Die alte Säge dient heute lediglich als Magazin sie wurde durch eine kleinere ersetzt, welche mit elektrischer Kraft betrieben wird, wie auch die Maschinen der Schreinerwerkstätte. Eigentümer waren früher Joos und Fimian. Die heutige Schreinerei wurde hingegen von Leonhard Mani im Jahre 1906 errichtet. Zur Säge gehörte 1/5 Anteil am Bach. (frühere Eigentümer: Amann Joos Mani (nicht verwandt mit den jetzigen Betreibern der Säge) später Esaias Fimian.

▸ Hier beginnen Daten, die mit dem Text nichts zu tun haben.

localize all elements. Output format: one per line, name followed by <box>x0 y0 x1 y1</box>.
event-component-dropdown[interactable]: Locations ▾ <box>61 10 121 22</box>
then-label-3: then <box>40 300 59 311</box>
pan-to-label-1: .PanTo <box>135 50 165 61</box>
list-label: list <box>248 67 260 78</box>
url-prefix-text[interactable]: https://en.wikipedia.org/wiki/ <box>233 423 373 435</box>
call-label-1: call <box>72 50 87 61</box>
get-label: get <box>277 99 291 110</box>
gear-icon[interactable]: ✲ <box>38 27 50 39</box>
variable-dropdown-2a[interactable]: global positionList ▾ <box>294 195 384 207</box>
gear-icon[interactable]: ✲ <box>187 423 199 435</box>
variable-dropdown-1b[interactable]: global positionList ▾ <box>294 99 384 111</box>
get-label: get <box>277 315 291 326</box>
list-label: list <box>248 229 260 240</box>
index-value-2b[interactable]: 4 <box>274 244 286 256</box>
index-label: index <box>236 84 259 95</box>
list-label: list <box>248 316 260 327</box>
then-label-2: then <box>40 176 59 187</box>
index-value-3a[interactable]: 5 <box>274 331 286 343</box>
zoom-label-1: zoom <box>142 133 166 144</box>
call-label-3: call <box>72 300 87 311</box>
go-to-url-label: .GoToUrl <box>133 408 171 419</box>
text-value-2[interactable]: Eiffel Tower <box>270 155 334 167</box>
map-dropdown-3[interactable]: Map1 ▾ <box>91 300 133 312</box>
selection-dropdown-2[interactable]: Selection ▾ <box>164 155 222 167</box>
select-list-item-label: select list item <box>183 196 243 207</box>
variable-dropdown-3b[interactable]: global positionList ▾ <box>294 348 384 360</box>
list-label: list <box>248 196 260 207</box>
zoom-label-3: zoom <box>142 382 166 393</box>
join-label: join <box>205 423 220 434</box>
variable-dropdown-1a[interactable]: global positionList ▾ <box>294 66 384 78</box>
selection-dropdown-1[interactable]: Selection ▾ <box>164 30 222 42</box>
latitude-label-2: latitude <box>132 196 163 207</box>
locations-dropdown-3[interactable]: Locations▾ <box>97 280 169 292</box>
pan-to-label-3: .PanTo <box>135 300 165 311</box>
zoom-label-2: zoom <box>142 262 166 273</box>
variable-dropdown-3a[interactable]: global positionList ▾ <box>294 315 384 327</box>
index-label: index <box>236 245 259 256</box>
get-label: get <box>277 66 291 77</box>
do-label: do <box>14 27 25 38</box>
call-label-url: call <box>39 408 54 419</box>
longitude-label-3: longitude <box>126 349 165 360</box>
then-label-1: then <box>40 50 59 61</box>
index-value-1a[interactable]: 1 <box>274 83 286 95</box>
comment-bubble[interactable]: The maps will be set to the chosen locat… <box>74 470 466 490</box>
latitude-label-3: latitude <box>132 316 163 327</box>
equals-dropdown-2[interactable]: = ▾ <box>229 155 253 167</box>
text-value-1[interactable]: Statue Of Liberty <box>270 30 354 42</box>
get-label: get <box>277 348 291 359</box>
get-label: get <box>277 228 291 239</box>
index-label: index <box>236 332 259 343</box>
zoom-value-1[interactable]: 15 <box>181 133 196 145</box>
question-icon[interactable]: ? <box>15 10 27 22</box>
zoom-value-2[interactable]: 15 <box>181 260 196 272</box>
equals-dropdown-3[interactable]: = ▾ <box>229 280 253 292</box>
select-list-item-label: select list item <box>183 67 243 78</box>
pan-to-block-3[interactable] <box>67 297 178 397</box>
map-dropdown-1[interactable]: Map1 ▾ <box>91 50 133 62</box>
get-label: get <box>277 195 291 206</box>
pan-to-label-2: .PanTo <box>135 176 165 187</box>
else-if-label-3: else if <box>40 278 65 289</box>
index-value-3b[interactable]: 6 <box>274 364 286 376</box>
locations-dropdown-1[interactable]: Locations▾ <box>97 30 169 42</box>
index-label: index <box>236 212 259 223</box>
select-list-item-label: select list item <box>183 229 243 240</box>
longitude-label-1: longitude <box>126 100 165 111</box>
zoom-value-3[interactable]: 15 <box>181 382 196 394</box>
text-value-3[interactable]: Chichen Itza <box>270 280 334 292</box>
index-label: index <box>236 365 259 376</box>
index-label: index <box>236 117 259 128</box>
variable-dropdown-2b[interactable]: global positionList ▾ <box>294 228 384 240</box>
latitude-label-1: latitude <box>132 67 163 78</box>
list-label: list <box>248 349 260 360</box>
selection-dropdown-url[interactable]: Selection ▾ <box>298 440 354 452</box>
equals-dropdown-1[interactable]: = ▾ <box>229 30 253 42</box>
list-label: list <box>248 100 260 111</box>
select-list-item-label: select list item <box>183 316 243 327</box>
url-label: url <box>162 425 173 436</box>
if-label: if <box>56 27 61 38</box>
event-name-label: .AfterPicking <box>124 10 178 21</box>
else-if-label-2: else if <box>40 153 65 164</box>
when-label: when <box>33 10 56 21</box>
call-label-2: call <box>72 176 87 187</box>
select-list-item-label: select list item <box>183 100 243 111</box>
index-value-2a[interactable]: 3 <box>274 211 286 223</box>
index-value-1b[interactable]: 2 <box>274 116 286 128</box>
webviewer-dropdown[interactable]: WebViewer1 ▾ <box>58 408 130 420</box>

Werkstatt und Säge Mani vor dem Brand

Mulegn Catregna

Bachaufwärts in nächster Nähe stand früher eine Kundenmühle mit Wohnhaus. An die schadhaften Gemäuer dieses Gebäudes kann ich mich gut erinnern. Die Mauern wurden schliesslich abgerissen. Von den dort gelagerten zwei Mühlsteinen habe ich mir einen angeeignet und spalten lassen. Die eine Hälfte fand als Brunnenstock in Rania Verwendung und die untere wurde in die Gartenmauer beim heutigen Brettermagazin eingemauert mit der Inschrift:

Mulegn

1838 -1841

Die einstigen Eigentümer dieser Mühle hiessen Catrina, Bürger von Andeer. Sie galten als wohlhabend. Der letzte Spross -Christian Catrina- wurde von seiner Mutter schon als Kind verwöhnt und führte später ein aufwendiges Leben und verarmte vollständig. Er wurde armengenössig und sein Grundbesitz bestehend aus dem erwähnten Gebäude, einem Fünftel Anteil am Bache sowie der angrenzenden Wiese „Pro Mulegn“ gingen auf die Gemeinde über.

Es sei noch ergänzt, dass daselbst auch eine Kartätscherei [diente zur Vorbereitung der Schafwolle für das Spinnen] und eine Gerstenstampfe eingebaut waren. 1856 vermietete die Gemeinde die Mühle Catrina an einen Müller namens Goethe.

In geringer Entfernung des eben beschriebenen Objektes in südlicher Richtung wurde in den 1860er Jahren eine Silberschmelze erbaut. Sie gehörte der englischen Firma „Sassam Mining Co.“ Der Ofen soll aber nie richtig funktioniert haben und es wurde ein neuer Ofen anderswo erstellt.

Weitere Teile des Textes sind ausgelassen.